Many of us expected that the people alive during this recession might fundamentally change their own financial habits. The generation that grew up in the Great Depression was notoriously frugal. We know that in the wake of this recession people have saved more and are definitely paying down debt. But how do we know the recession will fundamentally change the habits of a generation?
We probably won’t know for another generation. If you got into couponing, will you keep it up in five years? Ten? It will certainly be interesting to see. Now that we are at least a few years removed from the official recession, we can start to see if there was any effect; and if there was, start tracking it to see how lasting that effect will be.
This is already starting to pop up in a few areas. There are lots of organizations out there that can check out these things without the use of official government data. One of them, the Council for Economic Education, has a survey where they look at how well people are saving.

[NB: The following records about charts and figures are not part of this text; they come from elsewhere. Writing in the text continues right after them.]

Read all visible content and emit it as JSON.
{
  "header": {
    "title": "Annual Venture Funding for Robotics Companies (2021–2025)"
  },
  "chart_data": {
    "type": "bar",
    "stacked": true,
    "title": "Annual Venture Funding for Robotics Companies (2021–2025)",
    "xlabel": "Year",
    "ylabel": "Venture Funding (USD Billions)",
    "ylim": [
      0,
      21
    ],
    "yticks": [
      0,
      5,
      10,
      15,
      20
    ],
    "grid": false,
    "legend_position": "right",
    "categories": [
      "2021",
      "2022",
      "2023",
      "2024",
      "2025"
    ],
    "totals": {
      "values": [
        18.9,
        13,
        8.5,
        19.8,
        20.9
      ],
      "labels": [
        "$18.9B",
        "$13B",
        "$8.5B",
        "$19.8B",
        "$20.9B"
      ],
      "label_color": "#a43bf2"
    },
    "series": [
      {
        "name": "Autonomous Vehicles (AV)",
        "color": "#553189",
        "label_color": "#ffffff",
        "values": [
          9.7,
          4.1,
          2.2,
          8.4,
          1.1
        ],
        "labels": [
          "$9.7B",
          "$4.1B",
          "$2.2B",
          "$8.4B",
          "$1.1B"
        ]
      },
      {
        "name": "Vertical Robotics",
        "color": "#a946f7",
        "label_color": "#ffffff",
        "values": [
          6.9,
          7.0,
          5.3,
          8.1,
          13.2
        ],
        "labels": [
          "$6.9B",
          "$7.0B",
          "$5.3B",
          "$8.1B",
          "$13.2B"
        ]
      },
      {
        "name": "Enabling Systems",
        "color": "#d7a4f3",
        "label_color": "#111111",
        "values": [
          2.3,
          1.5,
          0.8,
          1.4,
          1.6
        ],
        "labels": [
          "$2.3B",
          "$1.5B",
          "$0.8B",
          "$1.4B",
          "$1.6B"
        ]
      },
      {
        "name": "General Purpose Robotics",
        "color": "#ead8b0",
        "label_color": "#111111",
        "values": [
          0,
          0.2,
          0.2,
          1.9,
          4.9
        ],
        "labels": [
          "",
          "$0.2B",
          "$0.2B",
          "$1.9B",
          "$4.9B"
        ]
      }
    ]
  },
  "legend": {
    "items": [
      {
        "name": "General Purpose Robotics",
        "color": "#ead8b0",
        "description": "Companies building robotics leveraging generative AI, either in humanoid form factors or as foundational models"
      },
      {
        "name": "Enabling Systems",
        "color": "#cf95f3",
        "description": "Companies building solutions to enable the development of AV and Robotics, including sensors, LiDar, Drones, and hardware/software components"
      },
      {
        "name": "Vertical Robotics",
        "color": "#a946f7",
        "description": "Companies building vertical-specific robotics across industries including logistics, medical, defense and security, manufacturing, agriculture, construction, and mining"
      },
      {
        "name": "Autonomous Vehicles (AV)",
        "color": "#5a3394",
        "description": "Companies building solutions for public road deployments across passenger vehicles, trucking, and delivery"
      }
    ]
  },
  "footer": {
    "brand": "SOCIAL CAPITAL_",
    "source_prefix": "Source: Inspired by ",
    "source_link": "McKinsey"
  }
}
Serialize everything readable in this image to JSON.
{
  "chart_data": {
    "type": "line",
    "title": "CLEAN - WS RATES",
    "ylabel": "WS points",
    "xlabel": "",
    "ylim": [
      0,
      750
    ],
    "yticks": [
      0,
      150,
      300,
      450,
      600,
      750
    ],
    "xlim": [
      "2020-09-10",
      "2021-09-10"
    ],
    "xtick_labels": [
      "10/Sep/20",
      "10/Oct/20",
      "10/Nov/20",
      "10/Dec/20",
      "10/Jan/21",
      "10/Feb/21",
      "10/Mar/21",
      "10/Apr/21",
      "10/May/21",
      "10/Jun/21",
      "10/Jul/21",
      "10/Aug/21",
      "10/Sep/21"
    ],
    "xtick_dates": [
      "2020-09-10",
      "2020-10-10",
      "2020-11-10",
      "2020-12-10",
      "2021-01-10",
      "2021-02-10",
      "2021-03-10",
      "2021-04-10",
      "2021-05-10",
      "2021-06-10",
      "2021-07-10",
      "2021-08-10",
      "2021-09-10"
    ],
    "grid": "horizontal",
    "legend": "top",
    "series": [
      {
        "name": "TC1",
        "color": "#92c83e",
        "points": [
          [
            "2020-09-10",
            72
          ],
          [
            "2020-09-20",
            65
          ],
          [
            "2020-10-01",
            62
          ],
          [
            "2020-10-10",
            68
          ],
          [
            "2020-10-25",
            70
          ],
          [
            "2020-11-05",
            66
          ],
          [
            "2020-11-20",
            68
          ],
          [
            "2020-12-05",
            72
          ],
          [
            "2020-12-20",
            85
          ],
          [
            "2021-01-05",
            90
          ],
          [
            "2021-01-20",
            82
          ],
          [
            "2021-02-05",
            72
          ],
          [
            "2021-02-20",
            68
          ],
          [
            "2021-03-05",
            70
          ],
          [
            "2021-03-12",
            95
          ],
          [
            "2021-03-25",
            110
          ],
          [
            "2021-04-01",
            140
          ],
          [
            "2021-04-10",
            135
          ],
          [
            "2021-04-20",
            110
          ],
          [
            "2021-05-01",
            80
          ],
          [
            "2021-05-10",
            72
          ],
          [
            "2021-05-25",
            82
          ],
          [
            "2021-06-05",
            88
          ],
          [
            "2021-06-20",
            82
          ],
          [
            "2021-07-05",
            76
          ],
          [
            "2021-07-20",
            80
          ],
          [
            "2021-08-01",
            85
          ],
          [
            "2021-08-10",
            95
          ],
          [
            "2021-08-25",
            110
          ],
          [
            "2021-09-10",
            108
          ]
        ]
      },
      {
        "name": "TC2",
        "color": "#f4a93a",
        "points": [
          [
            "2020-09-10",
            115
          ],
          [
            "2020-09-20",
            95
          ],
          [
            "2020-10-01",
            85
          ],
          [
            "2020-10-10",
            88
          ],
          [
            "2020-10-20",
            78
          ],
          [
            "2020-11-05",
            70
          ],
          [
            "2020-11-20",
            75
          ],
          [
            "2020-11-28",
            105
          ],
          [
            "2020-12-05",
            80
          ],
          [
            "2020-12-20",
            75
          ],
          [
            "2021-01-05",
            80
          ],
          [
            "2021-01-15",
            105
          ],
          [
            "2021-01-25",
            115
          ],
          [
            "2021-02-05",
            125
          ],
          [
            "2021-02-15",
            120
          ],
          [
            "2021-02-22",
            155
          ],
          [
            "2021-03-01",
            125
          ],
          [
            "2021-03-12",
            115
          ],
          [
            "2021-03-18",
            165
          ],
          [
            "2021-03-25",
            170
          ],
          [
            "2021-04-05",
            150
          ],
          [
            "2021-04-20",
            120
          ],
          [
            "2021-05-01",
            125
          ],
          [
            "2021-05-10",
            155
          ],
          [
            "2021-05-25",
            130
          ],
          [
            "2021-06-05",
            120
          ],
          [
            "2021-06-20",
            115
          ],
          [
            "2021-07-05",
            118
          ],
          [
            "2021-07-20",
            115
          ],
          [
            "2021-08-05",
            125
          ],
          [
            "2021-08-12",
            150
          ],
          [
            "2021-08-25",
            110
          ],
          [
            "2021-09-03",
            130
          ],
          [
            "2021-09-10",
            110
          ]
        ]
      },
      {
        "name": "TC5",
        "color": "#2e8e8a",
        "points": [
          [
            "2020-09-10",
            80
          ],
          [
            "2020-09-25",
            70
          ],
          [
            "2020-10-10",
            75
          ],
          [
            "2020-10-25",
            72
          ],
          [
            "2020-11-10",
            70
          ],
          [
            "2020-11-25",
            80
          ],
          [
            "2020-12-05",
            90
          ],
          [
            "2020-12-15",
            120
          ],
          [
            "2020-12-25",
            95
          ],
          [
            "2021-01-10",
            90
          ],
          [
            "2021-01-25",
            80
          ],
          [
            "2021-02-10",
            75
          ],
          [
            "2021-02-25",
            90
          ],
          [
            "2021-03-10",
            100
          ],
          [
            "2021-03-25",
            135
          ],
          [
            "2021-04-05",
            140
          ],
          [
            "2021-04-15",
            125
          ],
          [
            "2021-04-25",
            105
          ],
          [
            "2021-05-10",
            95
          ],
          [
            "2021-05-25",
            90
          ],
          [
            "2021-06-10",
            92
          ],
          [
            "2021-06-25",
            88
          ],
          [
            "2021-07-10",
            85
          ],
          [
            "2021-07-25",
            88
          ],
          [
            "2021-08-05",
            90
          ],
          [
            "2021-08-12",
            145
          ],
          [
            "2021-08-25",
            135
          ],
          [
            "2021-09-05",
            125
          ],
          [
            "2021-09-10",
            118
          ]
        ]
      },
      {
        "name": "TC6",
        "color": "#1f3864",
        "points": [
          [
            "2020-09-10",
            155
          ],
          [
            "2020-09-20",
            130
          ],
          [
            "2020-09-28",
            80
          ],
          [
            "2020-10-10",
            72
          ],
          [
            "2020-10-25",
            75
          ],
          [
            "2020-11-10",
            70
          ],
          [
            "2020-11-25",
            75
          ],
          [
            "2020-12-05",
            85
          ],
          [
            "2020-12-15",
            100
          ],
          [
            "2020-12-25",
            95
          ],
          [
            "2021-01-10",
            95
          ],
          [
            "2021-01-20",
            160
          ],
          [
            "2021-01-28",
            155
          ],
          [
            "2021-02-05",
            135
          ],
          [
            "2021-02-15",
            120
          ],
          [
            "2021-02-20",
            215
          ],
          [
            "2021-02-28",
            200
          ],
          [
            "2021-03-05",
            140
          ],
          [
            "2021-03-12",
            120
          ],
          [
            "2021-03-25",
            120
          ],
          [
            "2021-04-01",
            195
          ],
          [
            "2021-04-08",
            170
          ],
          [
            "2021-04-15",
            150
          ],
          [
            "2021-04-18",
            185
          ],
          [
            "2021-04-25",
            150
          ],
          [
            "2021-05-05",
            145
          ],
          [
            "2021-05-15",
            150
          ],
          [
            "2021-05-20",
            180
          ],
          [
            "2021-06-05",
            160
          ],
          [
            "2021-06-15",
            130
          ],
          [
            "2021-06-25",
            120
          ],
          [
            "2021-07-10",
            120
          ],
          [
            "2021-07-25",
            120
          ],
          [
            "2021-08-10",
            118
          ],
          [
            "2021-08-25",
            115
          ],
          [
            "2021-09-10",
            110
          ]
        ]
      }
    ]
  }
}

As it turns out, Millennials are better savers today than Generation X. This is a bit surprising since Gen X probably got hit hard in the recession. They would have been the ones buying and borrowing perhaps the most, while Millennials were still in the early part of their careers or in school. It could be that they watched their parents go through this pain and are learning from them.
Millennials are apparently conservative investors too. Opting to take on less risky options than other generations. This poses its own potential problems down the road, since Millennials will have even less Social Security than their older generations.
To really know if we’ve learned any lessons though we need to test the knowledge of the people. The Department of Education tests high school students every year on their economic knowledge; things like the GDP, interest rates, and opportunity costs. And while these high schoolers may actually be talking about economics more, they have no greater understanding of economics than high schoolers did before the financial crisis.
So the lasting effects of the recession so far are mixed. It’s disappointing that high schoolers aren’t learning more about economics, but a new generation of workers are saving more than we probably would have expected before the recession began. Keep watching for signs of whether we have a generation of well-informed penny pinchers or a new crop of people destined to repeat the mistakes of old.